Op 12 juli 2014 belde [samenlevingspartner van de man] naar [geïntimeerde] met de mededeling dat zij geen contact met de man kon krijgen. [geïntimeerde] belde naar de vriend die de vader zou bezoeken en vernam dat vader daar niet was noch geweest was. Hij deed aangifte van vermissing.
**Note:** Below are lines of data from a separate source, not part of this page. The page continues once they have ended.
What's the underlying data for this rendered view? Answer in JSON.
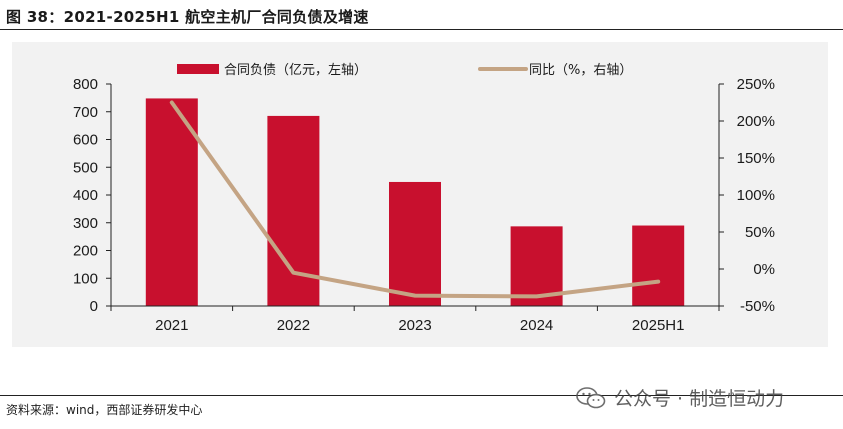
{
  "figure": {
    "title": "图 38：2021-2025H1 航空主机厂合同负债及增速",
    "source": "资料来源：wind，西部证券研发中心",
    "watermark": "公众号 · 制造恒动力",
    "watermark_icon": "wechat-icon"
  },
  "colors": {
    "bar": "#c8102e",
    "line": "#c4a484",
    "background": "#f2f2f2"
  },
  "chart_data": {
    "type": "bar",
    "categories": [
      "2021",
      "2022",
      "2023",
      "2024",
      "2025H1"
    ],
    "series": [
      {
        "name": "合同负债（亿元，左轴）",
        "kind": "bar",
        "axis": "left",
        "values": [
          748,
          685,
          447,
          287,
          290
        ]
      },
      {
        "name": "同比（%，右轴）",
        "kind": "line",
        "axis": "right",
        "values": [
          225,
          -5,
          -36,
          -37,
          -17
        ]
      }
    ],
    "left_axis": {
      "ylim": [
        0,
        800
      ],
      "ticks": [
        "0",
        "100",
        "200",
        "300",
        "400",
        "500",
        "600",
        "700",
        "800"
      ]
    },
    "right_axis": {
      "ylim": [
        -50,
        250
      ],
      "ticks": [
        "-50%",
        "0%",
        "50%",
        "100%",
        "150%",
        "200%",
        "250%"
      ]
    },
    "legend_position": "top-center",
    "grid": false
  }
}
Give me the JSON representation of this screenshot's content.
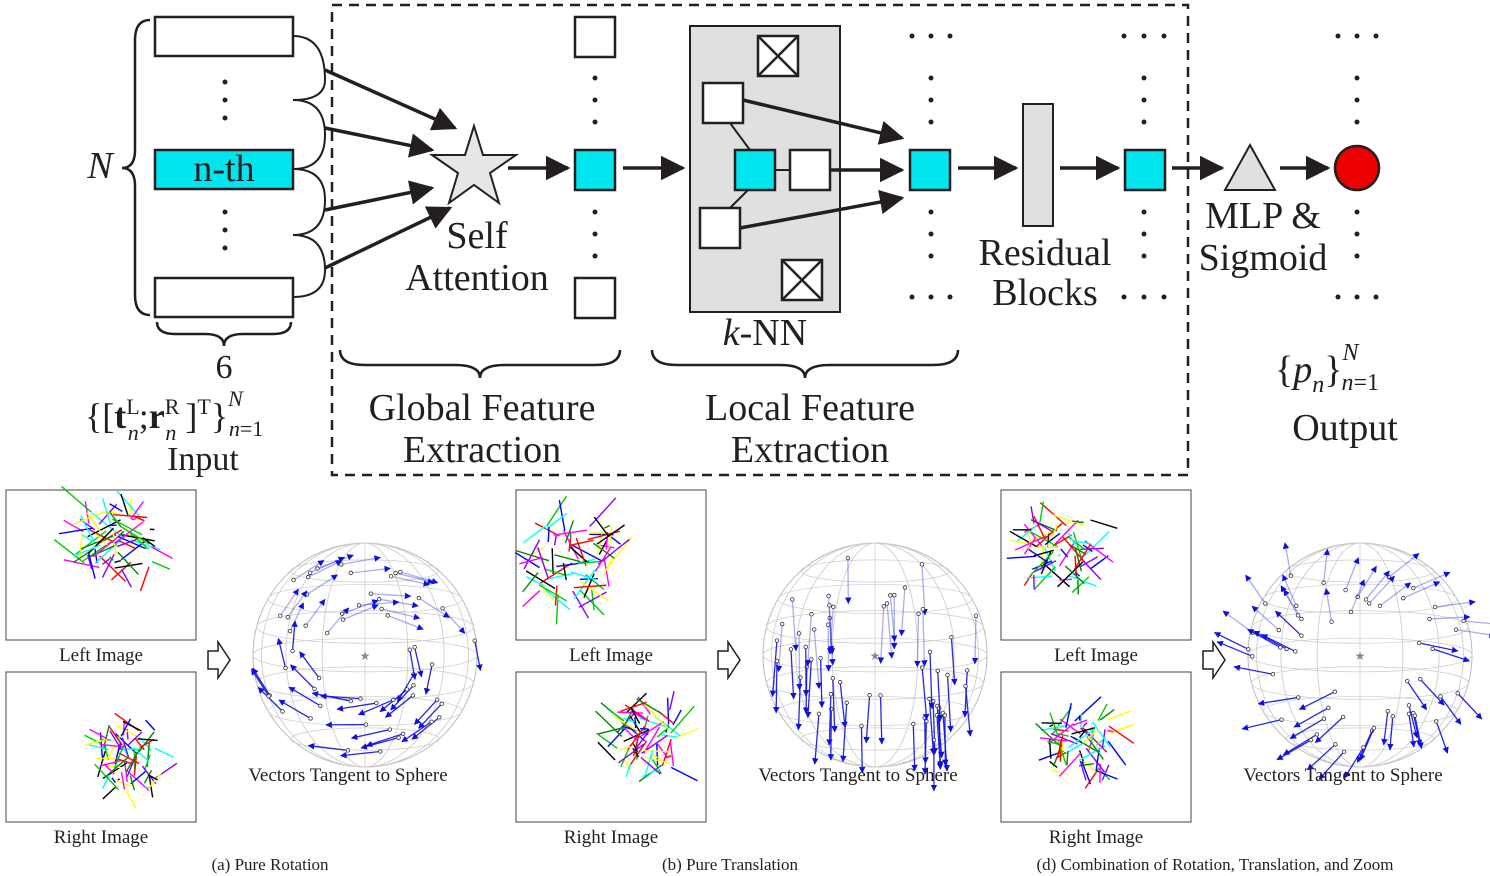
{
  "top": {
    "n_label": "N",
    "input_row_label": "n-th",
    "dim_label": "6",
    "input_formula": "{[t_n^L; r_n^R]^T}_{n=1}^N",
    "input_caption": "Input",
    "self_attention": [
      "Self",
      "Attention"
    ],
    "knn_label": "k-NN",
    "residual_blocks": [
      "Residual",
      "Blocks"
    ],
    "mlp_sigmoid": [
      "MLP &",
      "Sigmoid"
    ],
    "global_feature": [
      "Global Feature",
      "Extraction"
    ],
    "local_feature": [
      "Local Feature",
      "Extraction"
    ],
    "output_formula": "{p_n}_{n=1}^N",
    "output_caption": "Output"
  },
  "panels": [
    {
      "left": "Left Image",
      "right": "Right Image",
      "sphere": "Vectors Tangent to Sphere",
      "caption": "(a) Pure Rotation"
    },
    {
      "left": "Left Image",
      "right": "Right Image",
      "sphere": "Vectors Tangent to Sphere",
      "caption": "(b) Pure Translation"
    },
    {
      "left": "Left Image",
      "right": "Right Image",
      "sphere": "Vectors Tangent to Sphere",
      "caption": "(d) Combination of Rotation, Translation, and Zoom"
    }
  ],
  "colors": {
    "cyan": "#00e5ee",
    "output_dot": "#ee0000",
    "star_fill": "#e6e6e6",
    "knn_bg": "#e0e0e0",
    "vector_blue": "#1010dd"
  },
  "line_palette": [
    "#ff0000",
    "#00cc00",
    "#0000ff",
    "#ffff00",
    "#ff00ff",
    "#00ffff",
    "#000000",
    "#008800",
    "#8800ff"
  ]
}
Op 14 juli 2014 bleek de man weer thuis te zijn. Bij hem was [appellante] aanwezig, tot op dat moment onbekend voor [geïntimeerde] . De man vertelde [geïntimeerde] dat hij met haar een weekje naar Rwanda was geweest, waar hij mooie natuur had gezien.
3.1.7.
Op 23 juli 2014 heeft [geïntimeerde] op verzoek van de man aan [samenlevingspartner van de man] een
e-mail gezonden, waarin de relatie tussen haar en de man werd beëindigd.
3.1.8.
Op 7 oktober 2014 wijzigde de man zijn testament aldus - kort samengevat - dat hij zijn zoon tot enig erfgenaam en tot executeur benoemde. De akte werd verleden door een notaris van kantoor [notariskantoor 1] te [standplaats] . De man was in de akte vermeld als ongehuwd.
3.1.9.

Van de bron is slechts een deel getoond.